From e2d582ff316c6073aac6e16b3abb79765660b157 Mon Sep 17 00:00:00 2001
From: FlyingFathead <flyingfathead@protonmail.com>
Date: Wed, 9 Oct 2024 18:03:22 +0300
Subject: [PATCH] `v0.1707` - more robust media site handling

---
 Dockerfile                   |   5 +-
 config/config.ini            |   8 +-
 src/transcription_handler.py | 147 +----------------------------------
 3 files changed, 14 insertions(+), 146 deletions(-)

diff --git a/Dockerfile b/Dockerfile
index b114fa3..6dac21b 100644
--- a/Dockerfile
+++ b/Dockerfile
@@ -1,4 +1,4 @@
-FROM python:slim-bookworm
+FROM python:3.12-slim
 
 # Install dependencies & clean up after to reduce Docker file size
 RUN apt-get update && apt-get install -y \
@@ -13,6 +13,9 @@ WORKDIR /app
 # Copy the requirements file first to leverage Docker cache
 COPY requirements.txt .
 
+# Upgrade pip and setuptools
+RUN pip install --upgrade pip setuptools wheel
+
 # Install Python dependencies
 RUN pip3 install --no-cache-dir -r requirements.txt
 
diff --git a/config/config.ini b/config/config.ini
index d79afbd..afaa4c5 100644
--- a/config/config.ini
+++ b/config/config.ini
@@ -78,4 +78,10 @@ download_original_video_domains = rumble.com
 # this is usually recommended, because we will only need the _audio_ for transcription.
 # adding a high-quality video will cause massive file size increases.
 # however, in some cases you might want to turn this off
-use_worst_video_quality = true
\ No newline at end of file
+use_worst_video_quality = true
+
+[VideoDescriptionSettings]
+# Set to True to use only a snippet of the video description
+use_snippet_for_description = False
+# Maximum number of lines to include in the description snippet
+description_max_lines = 30
diff --git a/src/transcription_handler.py b/src/transcription_handler.py
index ea9e2b9..c82ea6f 100644
--- a/src/transcription_handler.py
+++ b/src/transcription_handler.py
@@ -33,17 +33,10 @@
 from config_loader import ConfigLoader
 config = ConfigLoader.get_config()
 
-# # Load config
-# config = configparser.ConfigParser()
-# config.read('config/config.ini')
-# send_as_files = config.getboolean('TranscriptionSettings', 'sendasfiles', fallback=True)

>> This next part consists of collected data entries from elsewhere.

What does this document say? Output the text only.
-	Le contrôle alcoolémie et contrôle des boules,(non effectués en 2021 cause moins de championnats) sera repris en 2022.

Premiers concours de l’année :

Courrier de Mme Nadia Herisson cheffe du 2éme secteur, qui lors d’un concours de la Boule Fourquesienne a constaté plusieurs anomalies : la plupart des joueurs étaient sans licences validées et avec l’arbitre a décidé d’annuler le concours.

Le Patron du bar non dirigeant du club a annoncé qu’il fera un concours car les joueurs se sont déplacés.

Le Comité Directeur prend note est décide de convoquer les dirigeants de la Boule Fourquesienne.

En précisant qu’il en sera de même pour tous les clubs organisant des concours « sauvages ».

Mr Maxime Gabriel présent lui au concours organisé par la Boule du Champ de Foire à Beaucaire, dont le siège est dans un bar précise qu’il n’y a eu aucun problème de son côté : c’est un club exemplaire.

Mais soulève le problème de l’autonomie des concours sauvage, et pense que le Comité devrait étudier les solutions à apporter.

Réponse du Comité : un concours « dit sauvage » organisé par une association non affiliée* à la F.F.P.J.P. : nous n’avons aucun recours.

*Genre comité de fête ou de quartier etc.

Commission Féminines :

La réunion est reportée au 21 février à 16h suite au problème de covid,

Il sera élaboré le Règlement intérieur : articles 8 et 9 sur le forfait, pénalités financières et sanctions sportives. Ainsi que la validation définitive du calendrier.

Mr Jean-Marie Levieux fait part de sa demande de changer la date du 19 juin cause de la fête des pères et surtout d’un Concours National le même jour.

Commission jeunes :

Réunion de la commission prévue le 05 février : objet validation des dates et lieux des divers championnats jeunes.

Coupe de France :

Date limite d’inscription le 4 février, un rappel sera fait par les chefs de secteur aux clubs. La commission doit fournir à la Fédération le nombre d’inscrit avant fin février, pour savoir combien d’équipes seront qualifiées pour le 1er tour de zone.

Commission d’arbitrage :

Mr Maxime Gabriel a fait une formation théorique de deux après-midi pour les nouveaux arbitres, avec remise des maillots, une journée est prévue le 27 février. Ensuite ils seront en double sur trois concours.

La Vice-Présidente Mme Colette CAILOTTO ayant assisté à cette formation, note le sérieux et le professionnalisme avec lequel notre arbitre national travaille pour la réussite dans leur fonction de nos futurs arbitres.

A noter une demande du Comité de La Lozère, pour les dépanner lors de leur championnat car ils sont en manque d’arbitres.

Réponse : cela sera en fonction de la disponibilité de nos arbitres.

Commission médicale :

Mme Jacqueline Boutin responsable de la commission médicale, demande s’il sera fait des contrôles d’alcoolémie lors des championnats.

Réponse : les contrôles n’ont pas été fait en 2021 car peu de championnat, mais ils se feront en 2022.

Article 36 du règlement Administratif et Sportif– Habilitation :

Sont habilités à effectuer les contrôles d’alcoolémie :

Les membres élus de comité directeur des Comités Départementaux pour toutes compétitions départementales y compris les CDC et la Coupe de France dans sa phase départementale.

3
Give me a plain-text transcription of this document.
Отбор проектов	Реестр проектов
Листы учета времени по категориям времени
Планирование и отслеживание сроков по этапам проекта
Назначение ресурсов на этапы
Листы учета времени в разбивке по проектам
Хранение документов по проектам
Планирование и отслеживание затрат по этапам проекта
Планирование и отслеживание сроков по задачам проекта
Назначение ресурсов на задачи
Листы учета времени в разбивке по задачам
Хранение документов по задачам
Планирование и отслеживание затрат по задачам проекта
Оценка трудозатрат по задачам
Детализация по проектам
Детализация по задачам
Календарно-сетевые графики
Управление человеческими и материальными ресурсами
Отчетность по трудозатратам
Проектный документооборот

-# send_as_messages = config.getboolean('TranscriptionSettings', 'sendasmessages', fallback=False)
-
 # Toggle this to use the full description or a snippet.
-USE_SNIPPET_FOR_DESCRIPTION = False
-
+USE_SNIPPET_FOR_DESCRIPTION = config.getboolean('VideoDescriptionSettings', 'use_snippet_for_description', fallback=False)
 # If we're using a snippet of the description, maximum number of lines to include
-DESCRIPTION_MAX_LINES = 30
+DESCRIPTION_MAX_LINES = config.getint('VideoDescriptionSettings', 'description_max_lines', fallback=30)
 
 # Output directory for transcriptions; create if doesn't exist
 output_dir = "transcriptions"
@@ -273,7 +266,7 @@ def get_format_sort_key(fmt):
 
         command = [
             "yt-dlp",
-            "--verbose",
+            # "--verbose", # uncomment to set verbose
             "--format", selected_format_id,
             "--output", video_output_template,
             url
@@ -366,140 +359,6 @@ async def read_stream(stream, lines, log_func):
             raise Exception(f"Failed to download audio: {audio_path}")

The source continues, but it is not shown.